With leaders of Tulsa-based Helmerich and Payne declaring the unprecedented events caused by COVID-19 have had a dramatic impact on the company, they said the firm suffered a net loss of $421 million or $3.88 per diluted share for the quarter ending March 31, 2020. Further, the company incurred a non-cash impairment charge of $563 million as leadership believes things will get worse before they get better.
The loss compares to $31 million in net income or 27-cents a share at the end of the fourth quarter of 2019.
The company had already announced plans to reduce annual dividends by $200 million and cut capital expenditures by nearly $95 million.
Despite the reported losses, the company managed to increase its U.S. land revenue $22 million to $531 million compared to the last quarter of 2019, even as the revenue days declined 2 percennt to 17,273 from 17,684. The company also saw a one percent increase in its average rig revenue.
The firm said it still has a debt-to-cap ratio of 12% with nearly $380 million in cash on hand and no amounts drawn on its $750 million revolving credit facility.
Company President and CEO John Lindsay noted how the coronavirus and the oil price war abruptly resulted in a decrease in demand for refined productions and also brought about an abundance of supply.
“Consequently, some E&P companies are having to shut-in and stop production, and are not completing or drilling additional wells until the supply-demand balance is restored and production and drilling become economically viable once again.
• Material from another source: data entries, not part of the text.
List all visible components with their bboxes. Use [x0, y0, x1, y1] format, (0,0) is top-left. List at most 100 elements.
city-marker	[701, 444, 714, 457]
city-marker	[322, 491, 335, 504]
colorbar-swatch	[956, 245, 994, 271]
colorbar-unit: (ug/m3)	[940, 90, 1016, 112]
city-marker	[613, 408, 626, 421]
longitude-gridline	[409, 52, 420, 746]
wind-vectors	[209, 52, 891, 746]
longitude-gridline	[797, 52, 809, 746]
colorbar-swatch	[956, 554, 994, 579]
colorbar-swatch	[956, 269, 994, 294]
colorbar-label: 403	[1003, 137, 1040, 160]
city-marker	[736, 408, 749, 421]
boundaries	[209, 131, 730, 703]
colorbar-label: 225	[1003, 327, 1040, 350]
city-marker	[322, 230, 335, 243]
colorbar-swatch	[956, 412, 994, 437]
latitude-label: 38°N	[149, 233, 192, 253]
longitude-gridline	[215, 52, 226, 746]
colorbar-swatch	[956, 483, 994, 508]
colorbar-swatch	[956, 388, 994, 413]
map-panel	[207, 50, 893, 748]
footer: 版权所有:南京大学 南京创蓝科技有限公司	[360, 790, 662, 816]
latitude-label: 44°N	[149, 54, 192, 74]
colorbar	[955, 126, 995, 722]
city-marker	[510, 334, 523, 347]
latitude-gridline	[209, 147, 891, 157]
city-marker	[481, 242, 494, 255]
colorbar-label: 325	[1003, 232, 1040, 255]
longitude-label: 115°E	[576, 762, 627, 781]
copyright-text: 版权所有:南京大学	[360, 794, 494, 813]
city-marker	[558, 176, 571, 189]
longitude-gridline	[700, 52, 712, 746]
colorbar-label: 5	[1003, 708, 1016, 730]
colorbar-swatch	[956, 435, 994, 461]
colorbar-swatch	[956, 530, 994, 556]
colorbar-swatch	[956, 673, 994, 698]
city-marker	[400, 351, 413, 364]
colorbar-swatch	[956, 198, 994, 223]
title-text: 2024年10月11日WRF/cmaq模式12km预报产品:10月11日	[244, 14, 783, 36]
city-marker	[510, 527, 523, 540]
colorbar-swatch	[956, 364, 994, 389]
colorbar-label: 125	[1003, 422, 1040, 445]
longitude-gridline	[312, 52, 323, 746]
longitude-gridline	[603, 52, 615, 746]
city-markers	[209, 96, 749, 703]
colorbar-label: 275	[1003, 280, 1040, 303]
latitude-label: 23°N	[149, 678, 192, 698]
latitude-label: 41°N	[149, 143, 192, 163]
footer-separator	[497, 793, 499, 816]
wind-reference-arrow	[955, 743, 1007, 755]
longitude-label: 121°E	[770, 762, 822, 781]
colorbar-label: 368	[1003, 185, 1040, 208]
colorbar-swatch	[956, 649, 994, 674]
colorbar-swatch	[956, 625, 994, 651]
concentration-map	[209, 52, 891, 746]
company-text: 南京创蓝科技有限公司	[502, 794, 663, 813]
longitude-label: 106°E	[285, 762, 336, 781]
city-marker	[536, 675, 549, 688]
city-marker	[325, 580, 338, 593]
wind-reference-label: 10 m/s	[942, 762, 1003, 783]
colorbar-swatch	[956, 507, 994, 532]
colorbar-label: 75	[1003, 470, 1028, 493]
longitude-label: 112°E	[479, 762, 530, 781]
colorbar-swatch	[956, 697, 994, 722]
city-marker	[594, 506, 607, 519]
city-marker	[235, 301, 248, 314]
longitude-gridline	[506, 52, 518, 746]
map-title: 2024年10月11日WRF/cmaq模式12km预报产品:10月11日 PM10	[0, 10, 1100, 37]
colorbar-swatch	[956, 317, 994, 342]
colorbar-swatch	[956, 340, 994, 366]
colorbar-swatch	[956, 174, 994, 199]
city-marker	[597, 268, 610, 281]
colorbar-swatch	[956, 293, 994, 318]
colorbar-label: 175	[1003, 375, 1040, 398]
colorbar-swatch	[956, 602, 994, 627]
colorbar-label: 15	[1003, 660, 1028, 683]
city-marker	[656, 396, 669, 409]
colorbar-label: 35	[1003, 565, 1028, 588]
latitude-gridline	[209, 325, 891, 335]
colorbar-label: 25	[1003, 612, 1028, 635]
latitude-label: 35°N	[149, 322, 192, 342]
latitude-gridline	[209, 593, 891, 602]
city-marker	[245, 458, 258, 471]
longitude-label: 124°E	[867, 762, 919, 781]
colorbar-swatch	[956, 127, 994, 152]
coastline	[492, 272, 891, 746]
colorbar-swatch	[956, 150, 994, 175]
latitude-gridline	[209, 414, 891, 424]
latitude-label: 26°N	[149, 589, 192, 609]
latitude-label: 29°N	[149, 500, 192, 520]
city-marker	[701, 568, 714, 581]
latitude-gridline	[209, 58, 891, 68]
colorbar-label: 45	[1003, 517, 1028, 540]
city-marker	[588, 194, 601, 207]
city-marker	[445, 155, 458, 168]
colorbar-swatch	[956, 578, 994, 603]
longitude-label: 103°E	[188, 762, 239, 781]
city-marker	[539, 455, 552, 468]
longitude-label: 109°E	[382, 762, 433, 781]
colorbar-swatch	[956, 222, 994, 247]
We believe these ramifications have yet to be fully reflected in industry activity levels and we expect steeper declines in our third fiscal quarter,” he said.
“H&P has responded to many downturns and we believe that our consistent long-term perspective and our financial strength enables us to further the strategic objectives of the Company. In this regard, we will remain focused on new commercial models, expanding our digital technology offerings to the market,
increasing our international presence and cost management.”
The quarterly report made no mention of any planned reductions in the company workforce, but Senior Vice President and Chief Financial Officer Mark Smith made it clear that the company will look for ways to trim expenses.
Further cost reductions will come to fruition over the coming quarters as we reduce additional overhead and implement evergreen cost reductions throughout the Company, to right-size
the cost structure for a lower expected activity level.”
He revealed that the company’s impairment charge of $563 million affected 95 rigs of which 37 were decommissioned subsequent to the end of the quarter.
“The full extent of the COVID-19 pandemic is uncertain, and we are unable to reasonably estimate the duration and ultimate impact, including the timing of or level to which the industry will recover. Consequently, we cannot be certain of the degree of the impact on H&P’s operations or financial position in
the future,” added Smith.
Here is how the company experienced losses. International Land Operations had an operating loss of $152.5 million compared to operating income of $3.1 million in the previous quarter.
Offshore Operations had an operating loss of $3.3 million compared to operating income of $6.3 million during the previous quarter. H&P Technologies had an operating loss of $33.6 million compared to an operating loss of $4.6 million during the previous quarter.